To evaluate the acute toxicity of the AM-CIP in vivo, 7-week-old uninfected Kunming female mice were orally administered with AM-CIP once daily for 5 consecutive days. Mice administered with deionized water were tested in parallel as a negative control. During the experimental period, the mouse body weight and food intake were monitored by weighing the mice daily. On day 6, mice were killed and sections of the small and large intestine tissues were processed for histological examination. The small and large intestines were cut to small sections as duodenum, jejunum, ileum, and colon and rinsed inside with PBS to remove internal residues. The longitudinal tissue sections were fixed in neutral-buffered 10% formalin for 15 h, transferred into 70% ethanol, and embedded in paraffin.

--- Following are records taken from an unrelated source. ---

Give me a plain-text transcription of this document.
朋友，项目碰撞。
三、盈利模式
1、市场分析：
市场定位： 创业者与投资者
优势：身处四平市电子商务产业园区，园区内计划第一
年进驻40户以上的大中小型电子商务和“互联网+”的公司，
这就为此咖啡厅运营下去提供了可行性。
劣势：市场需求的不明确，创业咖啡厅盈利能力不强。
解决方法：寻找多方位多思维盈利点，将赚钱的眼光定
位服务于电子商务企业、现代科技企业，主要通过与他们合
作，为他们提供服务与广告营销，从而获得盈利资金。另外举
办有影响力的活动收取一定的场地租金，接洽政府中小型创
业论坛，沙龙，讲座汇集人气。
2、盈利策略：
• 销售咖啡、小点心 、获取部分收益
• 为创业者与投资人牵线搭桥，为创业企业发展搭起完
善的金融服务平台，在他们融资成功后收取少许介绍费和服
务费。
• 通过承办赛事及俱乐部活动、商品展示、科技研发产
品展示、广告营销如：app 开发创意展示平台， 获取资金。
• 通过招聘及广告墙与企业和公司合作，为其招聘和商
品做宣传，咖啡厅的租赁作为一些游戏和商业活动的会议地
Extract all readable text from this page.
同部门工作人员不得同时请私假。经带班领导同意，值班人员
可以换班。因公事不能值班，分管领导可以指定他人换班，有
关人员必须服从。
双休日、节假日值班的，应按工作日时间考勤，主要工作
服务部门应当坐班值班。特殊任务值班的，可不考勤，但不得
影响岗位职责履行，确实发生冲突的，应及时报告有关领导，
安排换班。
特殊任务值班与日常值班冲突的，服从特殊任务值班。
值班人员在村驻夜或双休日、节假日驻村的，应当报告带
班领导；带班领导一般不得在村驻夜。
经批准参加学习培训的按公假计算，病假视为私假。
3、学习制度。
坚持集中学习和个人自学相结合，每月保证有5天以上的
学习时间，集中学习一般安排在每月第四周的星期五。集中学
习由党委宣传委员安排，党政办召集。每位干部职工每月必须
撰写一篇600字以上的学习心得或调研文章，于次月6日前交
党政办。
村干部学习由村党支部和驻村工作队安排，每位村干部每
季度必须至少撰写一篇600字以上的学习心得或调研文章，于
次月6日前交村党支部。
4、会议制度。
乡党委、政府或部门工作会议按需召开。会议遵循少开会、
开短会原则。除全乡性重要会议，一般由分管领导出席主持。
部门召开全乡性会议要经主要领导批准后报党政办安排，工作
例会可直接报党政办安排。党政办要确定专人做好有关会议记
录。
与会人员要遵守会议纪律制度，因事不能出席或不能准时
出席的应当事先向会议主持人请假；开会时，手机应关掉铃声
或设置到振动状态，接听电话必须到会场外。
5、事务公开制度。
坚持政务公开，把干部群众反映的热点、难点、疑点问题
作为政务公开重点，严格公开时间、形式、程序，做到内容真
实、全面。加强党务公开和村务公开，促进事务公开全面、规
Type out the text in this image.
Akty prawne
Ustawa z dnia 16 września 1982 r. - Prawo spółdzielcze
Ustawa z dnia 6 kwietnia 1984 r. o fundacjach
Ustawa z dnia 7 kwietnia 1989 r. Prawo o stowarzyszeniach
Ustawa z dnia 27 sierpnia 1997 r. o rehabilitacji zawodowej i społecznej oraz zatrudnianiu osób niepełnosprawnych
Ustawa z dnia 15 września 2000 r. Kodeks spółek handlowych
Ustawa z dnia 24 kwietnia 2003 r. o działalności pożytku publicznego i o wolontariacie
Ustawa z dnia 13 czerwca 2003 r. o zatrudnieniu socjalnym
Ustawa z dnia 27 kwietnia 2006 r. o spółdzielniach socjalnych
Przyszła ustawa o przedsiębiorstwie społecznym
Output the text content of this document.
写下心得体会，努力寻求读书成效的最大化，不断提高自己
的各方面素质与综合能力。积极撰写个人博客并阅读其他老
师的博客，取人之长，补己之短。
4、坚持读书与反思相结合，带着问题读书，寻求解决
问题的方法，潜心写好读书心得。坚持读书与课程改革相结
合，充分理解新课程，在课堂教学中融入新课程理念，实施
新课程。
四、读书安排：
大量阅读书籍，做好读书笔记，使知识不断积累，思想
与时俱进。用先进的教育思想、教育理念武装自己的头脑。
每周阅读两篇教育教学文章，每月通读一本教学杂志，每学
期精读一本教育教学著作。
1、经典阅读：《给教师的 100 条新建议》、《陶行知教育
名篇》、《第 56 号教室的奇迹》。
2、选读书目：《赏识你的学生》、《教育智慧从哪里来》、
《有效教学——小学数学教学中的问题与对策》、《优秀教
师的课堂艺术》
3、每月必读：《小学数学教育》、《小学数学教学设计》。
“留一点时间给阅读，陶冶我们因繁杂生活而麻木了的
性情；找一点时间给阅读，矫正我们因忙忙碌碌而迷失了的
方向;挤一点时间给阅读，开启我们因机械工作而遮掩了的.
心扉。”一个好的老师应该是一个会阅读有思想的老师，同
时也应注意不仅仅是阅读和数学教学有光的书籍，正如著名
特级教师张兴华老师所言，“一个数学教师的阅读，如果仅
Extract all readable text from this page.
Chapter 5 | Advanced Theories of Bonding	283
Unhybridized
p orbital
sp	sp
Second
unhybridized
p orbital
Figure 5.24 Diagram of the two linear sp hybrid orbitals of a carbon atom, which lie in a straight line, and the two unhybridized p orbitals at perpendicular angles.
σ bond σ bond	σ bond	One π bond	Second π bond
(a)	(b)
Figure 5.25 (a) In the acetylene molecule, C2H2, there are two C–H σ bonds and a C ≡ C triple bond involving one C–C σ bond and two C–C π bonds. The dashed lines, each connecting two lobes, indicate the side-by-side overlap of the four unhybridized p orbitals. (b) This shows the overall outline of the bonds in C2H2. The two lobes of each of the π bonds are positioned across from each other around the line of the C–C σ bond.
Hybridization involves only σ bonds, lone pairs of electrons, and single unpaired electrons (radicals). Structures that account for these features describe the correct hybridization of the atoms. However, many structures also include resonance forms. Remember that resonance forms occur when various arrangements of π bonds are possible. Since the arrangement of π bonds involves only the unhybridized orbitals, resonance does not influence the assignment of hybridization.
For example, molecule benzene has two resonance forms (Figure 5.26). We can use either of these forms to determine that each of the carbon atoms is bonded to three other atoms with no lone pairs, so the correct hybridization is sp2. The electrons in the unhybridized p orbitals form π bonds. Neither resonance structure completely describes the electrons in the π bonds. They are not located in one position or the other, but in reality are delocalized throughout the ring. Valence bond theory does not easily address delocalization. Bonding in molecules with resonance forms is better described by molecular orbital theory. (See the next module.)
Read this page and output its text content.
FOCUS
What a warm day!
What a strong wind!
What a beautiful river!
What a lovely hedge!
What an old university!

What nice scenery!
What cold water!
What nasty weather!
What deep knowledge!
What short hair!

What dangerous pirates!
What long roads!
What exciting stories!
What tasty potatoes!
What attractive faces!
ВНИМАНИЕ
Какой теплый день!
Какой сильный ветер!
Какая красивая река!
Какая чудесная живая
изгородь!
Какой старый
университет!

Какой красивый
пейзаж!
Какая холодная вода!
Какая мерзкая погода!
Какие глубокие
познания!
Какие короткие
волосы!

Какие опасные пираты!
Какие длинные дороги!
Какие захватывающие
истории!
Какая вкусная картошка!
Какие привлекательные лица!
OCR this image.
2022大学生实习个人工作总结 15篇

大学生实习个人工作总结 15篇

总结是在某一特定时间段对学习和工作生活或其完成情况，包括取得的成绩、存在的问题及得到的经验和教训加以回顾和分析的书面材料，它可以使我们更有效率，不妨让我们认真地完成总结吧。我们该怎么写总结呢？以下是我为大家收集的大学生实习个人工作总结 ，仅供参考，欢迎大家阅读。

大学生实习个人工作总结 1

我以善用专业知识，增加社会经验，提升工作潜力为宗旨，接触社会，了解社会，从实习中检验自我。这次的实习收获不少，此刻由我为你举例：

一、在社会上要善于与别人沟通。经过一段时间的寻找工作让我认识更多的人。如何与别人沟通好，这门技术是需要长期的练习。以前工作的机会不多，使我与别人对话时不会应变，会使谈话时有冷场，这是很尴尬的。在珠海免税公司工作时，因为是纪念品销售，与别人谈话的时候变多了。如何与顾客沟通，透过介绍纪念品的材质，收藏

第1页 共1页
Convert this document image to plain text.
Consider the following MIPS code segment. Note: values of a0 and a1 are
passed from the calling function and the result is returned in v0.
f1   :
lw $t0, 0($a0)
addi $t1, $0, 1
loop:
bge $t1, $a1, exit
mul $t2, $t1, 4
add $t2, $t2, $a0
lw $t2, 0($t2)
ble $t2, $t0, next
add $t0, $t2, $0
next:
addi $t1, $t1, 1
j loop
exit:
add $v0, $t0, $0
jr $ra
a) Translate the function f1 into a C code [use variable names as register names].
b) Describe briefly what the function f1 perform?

The tissue sections were cut with 5 μm thickness and stained with H&E assay.

Histopathology scoring

Histopathology scoring was performed on H&E stained small intestine (ileum) and colon tissue sections according to the criteria below: (a) Integrity of the intestinal epithelium: intact and no pathological changes (0), mild (1), moderate (2), and severe destruction (3); (b) Mucosal inflammation: no inflammatory infiltrates (0), rare (1), moderate (2), and massive invasion of immune cells (3); (c) Submucosa: no pathological changes (0), rare (1), moderate (2), or massive invasion of immune cells and edema (3).

Statistical analyses

Statistical analysis and graphing were done with Graphpad Prism. Quantitative results are presented as mean values with standard deviation (SD). The two-tailed Student’s t-test was used to compare two experimental groups. P < 0.05 was considered statistically significant.

Reporting summary

Further information on research design is available in the Nature Research Reporting Summary linked to this article.